La perspective d’un important investissement chinois dans le gouvernorat du Kef suscite de nouveaux espoirs pour l’emploi et le développement régional. La députée à l’Assemblée des représentants du peuple pour la région du Kef, Rim Maachoui, a annoncé qu’une délégation conduite par l’ambassadeur de Chine en Tunisie s’est rendue mardi dans la région, accompagnée de représentants d’une entreprise chinoise spécialisée dans la fabrication de câbles automobiles.

Selon ses déclarations à Jawhara FM, cette visite avait pour objectif d’examiner les atouts du gouvernorat, notamment les infrastructures disponibles et les avantages fiscaux accordés aux investissements dans les régions de l’intérieur. La parlementaire a affirmé que les investisseurs chinois ont manifesté un intérêt sérieux pour l’implantation d’une unité industrielle au Kef.
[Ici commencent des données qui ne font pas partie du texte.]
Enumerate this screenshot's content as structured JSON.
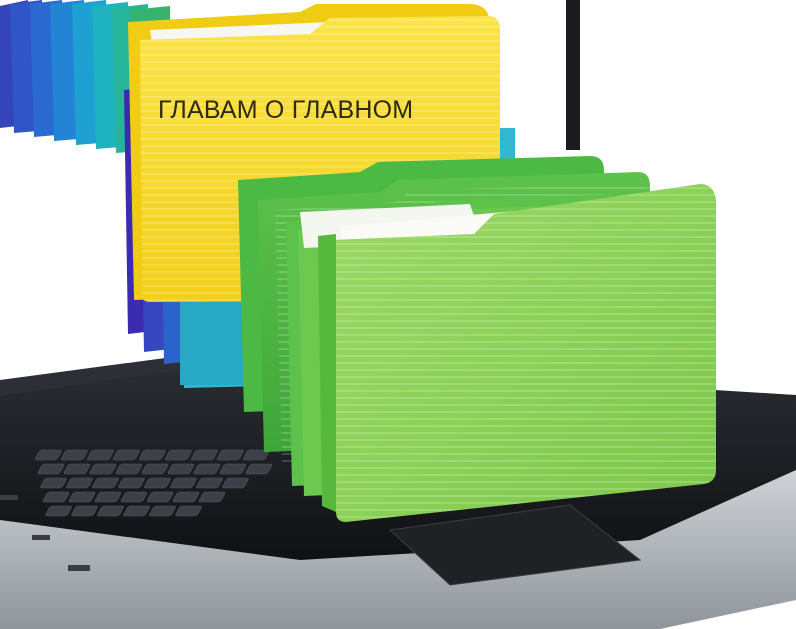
{
  "headline": "ГЛАВАМ О ГЛАВНОМ",
  "icons": [
    "laptop-icon",
    "folder-icon"
  ],
  "colors": {
    "folder_yellow": "#f7dc2e",
    "folder_green": "#72c948",
    "folder_light_green": "#8fd25a",
    "folder_teal": "#2fb8d0",
    "folder_blue": "#3a57c4",
    "laptop_dark": "#1b1d21",
    "laptop_silver": "#c4c8cc",
    "text": "#2d2a12"
  }
}
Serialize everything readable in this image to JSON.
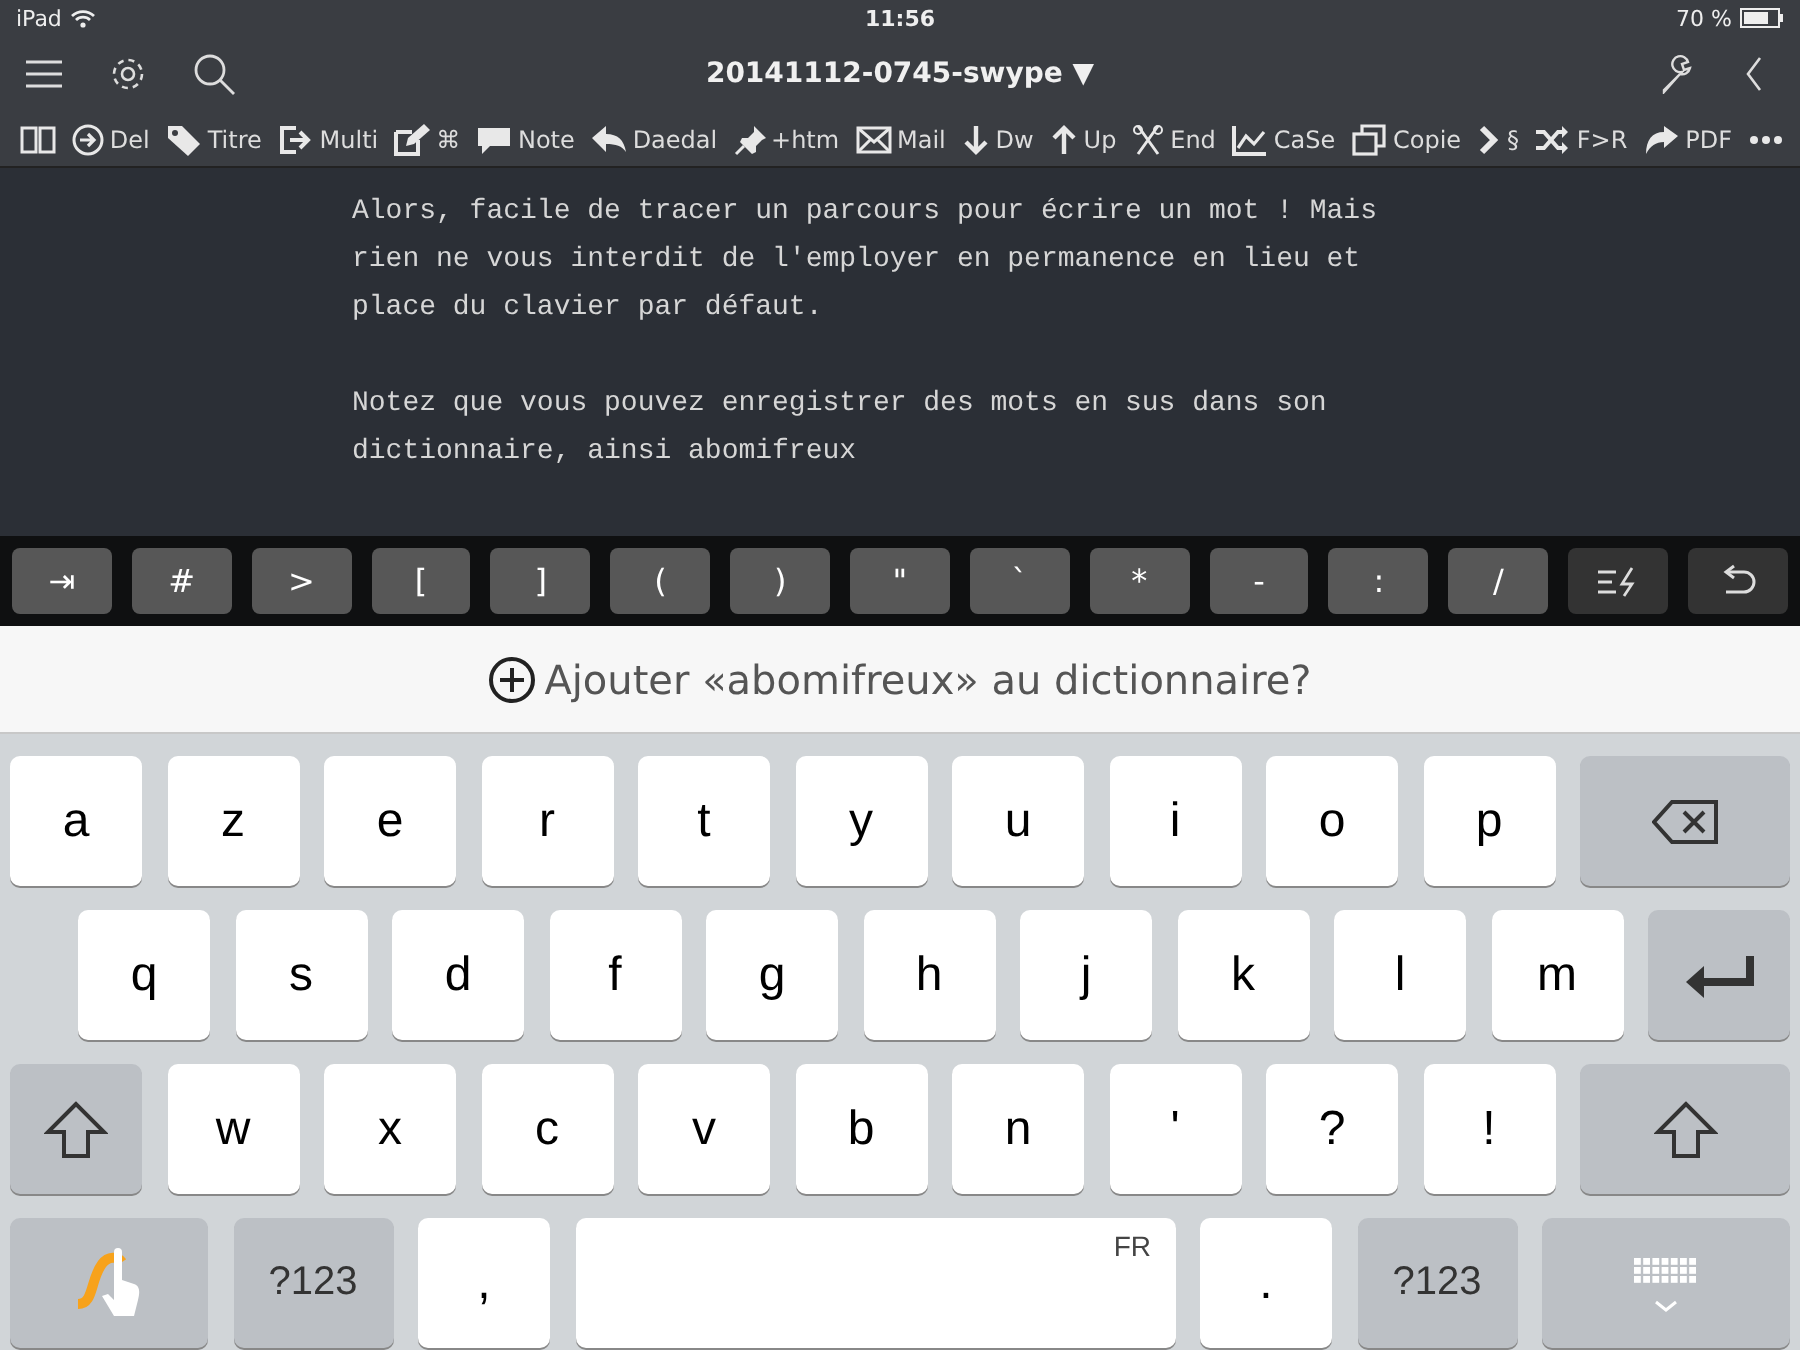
{
  "status_bar": {
    "device": "iPad",
    "time": "11:56",
    "battery": "70 %"
  },
  "nav": {
    "title": "20141112-0745-swype",
    "title_caret": "▼"
  },
  "toolbar": [
    {
      "kind": "book"
    },
    {
      "kind": "circle-arrow",
      "label": "Del"
    },
    {
      "kind": "tag",
      "label": "Titre"
    },
    {
      "kind": "exit",
      "label": "Multi"
    },
    {
      "kind": "edit",
      "label": "⌘"
    },
    {
      "kind": "speech",
      "label": "Note"
    },
    {
      "kind": "reply",
      "label": "Daedal"
    },
    {
      "kind": "pin",
      "label": "+htm"
    },
    {
      "kind": "mail",
      "label": "Mail"
    },
    {
      "kind": "down",
      "label": "Dw"
    },
    {
      "kind": "up",
      "label": "Up"
    },
    {
      "kind": "scissors",
      "label": "End"
    },
    {
      "kind": "chart",
      "label": "CaSe"
    },
    {
      "kind": "copy",
      "label": "Copie"
    },
    {
      "kind": "chevron",
      "label": "§"
    },
    {
      "kind": "shuffle",
      "label": "F>R"
    },
    {
      "kind": "share",
      "label": "PDF"
    },
    {
      "kind": "more"
    }
  ],
  "editor": {
    "paragraphs": [
      "Alors, facile de tracer un parcours pour écrire un mot ! Mais rien ne vous interdit de l'employer en permanence en lieu et place du clavier par défaut.",
      "Notez que vous pouvez enregistrer des mots en sus dans son dictionnaire, ainsi abomifreux"
    ]
  },
  "extra_keys": [
    {
      "kind": "text",
      "label": "⇥"
    },
    {
      "kind": "text",
      "label": "#"
    },
    {
      "kind": "text",
      "label": ">"
    },
    {
      "kind": "text",
      "label": "["
    },
    {
      "kind": "text",
      "label": "]"
    },
    {
      "kind": "text",
      "label": "("
    },
    {
      "kind": "text",
      "label": ")"
    },
    {
      "kind": "text",
      "label": "\""
    },
    {
      "kind": "text",
      "label": "`"
    },
    {
      "kind": "text",
      "label": "*"
    },
    {
      "kind": "text",
      "label": "-"
    },
    {
      "kind": "text",
      "label": ":"
    },
    {
      "kind": "text",
      "label": "/"
    },
    {
      "kind": "format"
    },
    {
      "kind": "undo"
    }
  ],
  "suggestion": {
    "text": "Ajouter «abomifreux» au dictionnaire?"
  },
  "keyboard": {
    "rows": [
      [
        {
          "kind": "letter",
          "label": "a"
        },
        {
          "kind": "letter",
          "label": "z"
        },
        {
          "kind": "letter",
          "label": "e"
        },
        {
          "kind": "letter",
          "label": "r"
        },
        {
          "kind": "letter",
          "label": "t"
        },
        {
          "kind": "letter",
          "label": "y"
        },
        {
          "kind": "letter",
          "label": "u"
        },
        {
          "kind": "letter",
          "label": "i"
        },
        {
          "kind": "letter",
          "label": "o"
        },
        {
          "kind": "letter",
          "label": "p"
        },
        {
          "kind": "backspace"
        }
      ],
      [
        {
          "kind": "letter",
          "label": "q"
        },
        {
          "kind": "letter",
          "label": "s"
        },
        {
          "kind": "letter",
          "label": "d"
        },
        {
          "kind": "letter",
          "label": "f"
        },
        {
          "kind": "letter",
          "label": "g"
        },
        {
          "kind": "letter",
          "label": "h"
        },
        {
          "kind": "letter",
          "label": "j"
        },
        {
          "kind": "letter",
          "label": "k"
        },
        {
          "kind": "letter",
          "label": "l"
        },
        {
          "kind": "letter",
          "label": "m"
        },
        {
          "kind": "return"
        }
      ],
      [
        {
          "kind": "shift"
        },
        {
          "kind": "letter",
          "label": "w"
        },
        {
          "kind": "letter",
          "label": "x"
        },
        {
          "kind": "letter",
          "label": "c"
        },
        {
          "kind": "letter",
          "label": "v"
        },
        {
          "kind": "letter",
          "label": "b"
        },
        {
          "kind": "letter",
          "label": "n"
        },
        {
          "kind": "letter",
          "label": "'"
        },
        {
          "kind": "letter",
          "label": "?"
        },
        {
          "kind": "letter",
          "label": "!"
        },
        {
          "kind": "shift"
        }
      ],
      [
        {
          "kind": "swype"
        },
        {
          "kind": "mode",
          "label": "?123"
        },
        {
          "kind": "letter",
          "label": ","
        },
        {
          "kind": "space",
          "label": "FR"
        },
        {
          "kind": "letter",
          "label": "."
        },
        {
          "kind": "mode",
          "label": "?123"
        },
        {
          "kind": "hide"
        }
      ]
    ]
  }
}
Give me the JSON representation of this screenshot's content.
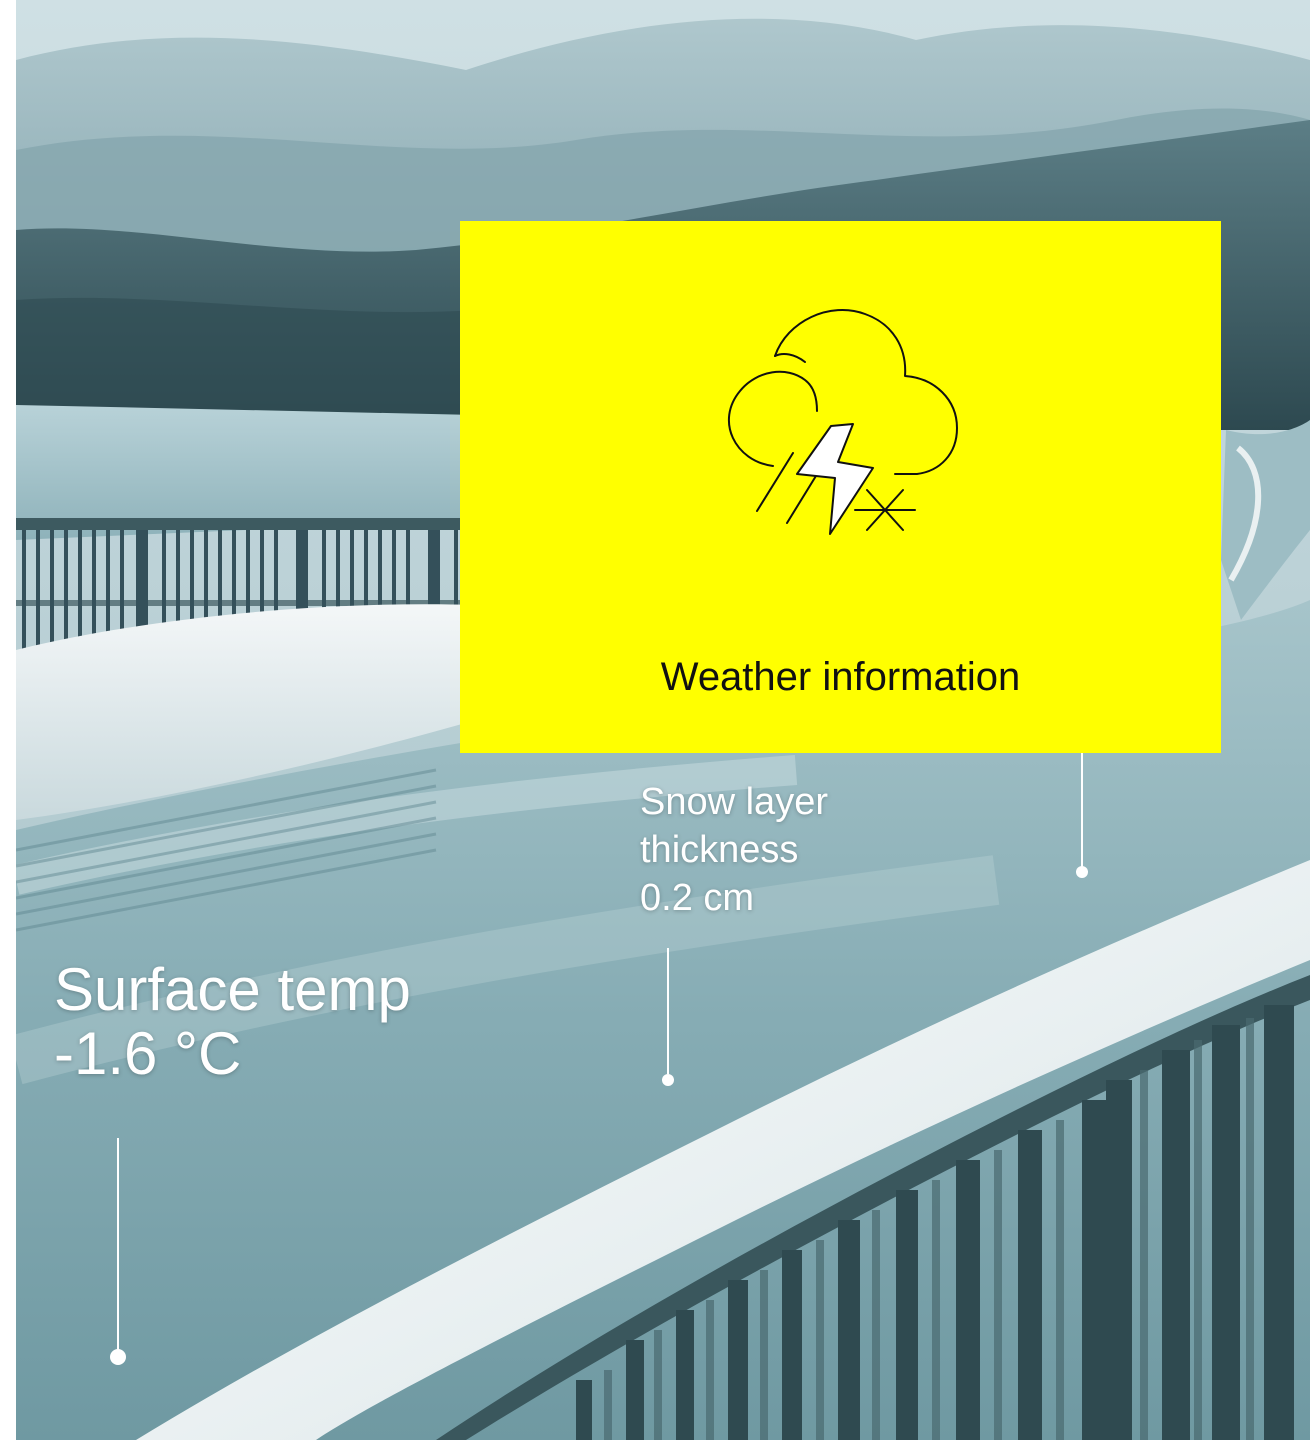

L’entreprise présente dans plusieurs pays

L’entreprise concernée est déjà implantée dans le gouvernorat de Ben Arous et opère également dans plusieurs pays, dont les États-Unis et l’Allemagne. La députée a précisé que le propriétaire chinois du groupe devrait effectuer une nouvelle visite au Kef la semaine prochaine afin de poursuivre les études techniques et financières du projet.

D’après les estimations avancées, cette future unité industrielle pourrait générer environ 5 000 emplois directs, en plus de près de 2 000 postes destinés à des cadres, techniciens et agents spécialisés. Un tel projet représenterait l’un des investissements industriels les plus importants annoncés ces dernières années pour le gouvernorat du Kef.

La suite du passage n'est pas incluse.